We regret to inform you that this workshop has been cancelled. Thank you for your interest.
PhD Workshop: Anti Racist Fieldwork with Ethiraj Gabriel Dattatreyan 18.12.2023

This workshop examines what becomes possible when we endeavor to do anti-racist fieldwork. Complicating the commonly held understandings that fieldwork is “over there” and temporally bound or that anti-racism simply requires, as the pervasive US centric neoliberal discourse suggests, a shift in how we approach social interactions; we will collectively interrogate what ‘fieldwork’ entails and what we mean by ‘anti-racism’. We will use the framework/language we develop around these key terms to discuss your projects. With the latter in mind, please plan on bringing either a question that has emerged as you’ve designed your research project or a story from your fieldwork that you would like to discuss in this workshop.

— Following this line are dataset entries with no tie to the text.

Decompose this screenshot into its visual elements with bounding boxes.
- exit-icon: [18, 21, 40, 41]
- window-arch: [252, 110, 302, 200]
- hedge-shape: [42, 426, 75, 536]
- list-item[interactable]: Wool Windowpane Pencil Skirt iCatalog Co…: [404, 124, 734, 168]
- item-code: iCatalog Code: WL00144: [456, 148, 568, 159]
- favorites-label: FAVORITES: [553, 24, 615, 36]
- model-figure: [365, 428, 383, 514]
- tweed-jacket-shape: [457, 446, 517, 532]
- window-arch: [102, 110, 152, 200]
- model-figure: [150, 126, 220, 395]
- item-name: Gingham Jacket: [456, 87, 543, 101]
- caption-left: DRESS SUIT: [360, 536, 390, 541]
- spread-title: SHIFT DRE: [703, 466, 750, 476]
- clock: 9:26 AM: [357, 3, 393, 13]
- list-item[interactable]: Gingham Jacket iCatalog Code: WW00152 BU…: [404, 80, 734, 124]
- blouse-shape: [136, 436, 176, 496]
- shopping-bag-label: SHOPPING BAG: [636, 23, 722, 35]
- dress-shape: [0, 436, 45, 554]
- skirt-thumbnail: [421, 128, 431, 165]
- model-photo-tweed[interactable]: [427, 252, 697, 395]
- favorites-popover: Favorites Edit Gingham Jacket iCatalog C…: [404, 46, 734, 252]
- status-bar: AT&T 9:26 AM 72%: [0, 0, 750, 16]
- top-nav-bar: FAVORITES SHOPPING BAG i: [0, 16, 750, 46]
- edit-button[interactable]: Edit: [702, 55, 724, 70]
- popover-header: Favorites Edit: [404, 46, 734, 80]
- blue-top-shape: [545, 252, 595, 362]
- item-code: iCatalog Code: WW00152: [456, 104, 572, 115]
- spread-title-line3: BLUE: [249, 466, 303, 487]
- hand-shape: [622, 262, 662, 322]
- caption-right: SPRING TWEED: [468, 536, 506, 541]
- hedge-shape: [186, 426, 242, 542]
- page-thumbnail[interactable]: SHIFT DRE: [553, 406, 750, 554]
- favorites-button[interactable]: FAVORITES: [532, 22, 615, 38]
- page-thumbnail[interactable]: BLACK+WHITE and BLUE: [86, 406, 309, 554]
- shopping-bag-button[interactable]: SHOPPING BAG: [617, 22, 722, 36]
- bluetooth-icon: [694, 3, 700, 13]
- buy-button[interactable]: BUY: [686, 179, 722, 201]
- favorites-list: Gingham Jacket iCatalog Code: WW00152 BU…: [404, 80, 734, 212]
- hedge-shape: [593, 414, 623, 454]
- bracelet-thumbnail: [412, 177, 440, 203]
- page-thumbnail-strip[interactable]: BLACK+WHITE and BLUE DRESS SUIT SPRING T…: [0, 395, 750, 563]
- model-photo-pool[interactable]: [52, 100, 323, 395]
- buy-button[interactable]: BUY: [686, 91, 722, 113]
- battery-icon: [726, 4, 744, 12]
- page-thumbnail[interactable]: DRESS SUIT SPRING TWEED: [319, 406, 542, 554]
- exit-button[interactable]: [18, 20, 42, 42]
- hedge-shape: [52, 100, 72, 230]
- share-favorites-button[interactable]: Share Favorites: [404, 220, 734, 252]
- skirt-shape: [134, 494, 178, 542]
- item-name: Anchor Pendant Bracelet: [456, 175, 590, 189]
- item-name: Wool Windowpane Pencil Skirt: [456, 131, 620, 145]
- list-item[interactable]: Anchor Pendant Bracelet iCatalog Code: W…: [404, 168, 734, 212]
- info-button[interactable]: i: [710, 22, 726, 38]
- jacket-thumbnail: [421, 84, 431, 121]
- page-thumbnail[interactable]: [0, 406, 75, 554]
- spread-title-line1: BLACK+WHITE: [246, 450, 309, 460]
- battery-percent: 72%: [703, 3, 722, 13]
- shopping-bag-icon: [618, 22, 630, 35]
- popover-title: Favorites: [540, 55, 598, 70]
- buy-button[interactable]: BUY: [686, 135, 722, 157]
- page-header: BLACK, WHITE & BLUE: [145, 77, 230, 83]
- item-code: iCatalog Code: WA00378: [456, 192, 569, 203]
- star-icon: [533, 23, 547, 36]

Ethiraj Gabriel Dattatreyan is an ethnographer, filmmaker, and visual artist. His written and creative works attend to processes of racialization, performances of masculinity, and Afro-Asian interactions and their histories across India, the United Kingdom, and the United States. He is the author of two books, The Globally Familiar: Digital Hip Hop, masculinity, and urban space in Delhi, India ( 2020 Duke University Press) and Digital Unsettling: Decoloniality and Dispossession in the age of Social Media (2023 with Sahana Udupa, NYU Press). Gabriel’s films have screened in international festivals, including the Tasveer International Film Festival, Ethnografilm Paris, The International Film Festival of Kerala (IFFK), and the German International Ethnographic Film Festival. He has exhibited his video and sound installations in various venues, including Khoj Arts (Delhi), the Slought Foundation (Philadelphia), and Bow Arts (London). He is currently an Assistant Professor in the Department of Anthropology, New York University having previously taught visual anthropology for several years at Goldsmiths, University of London.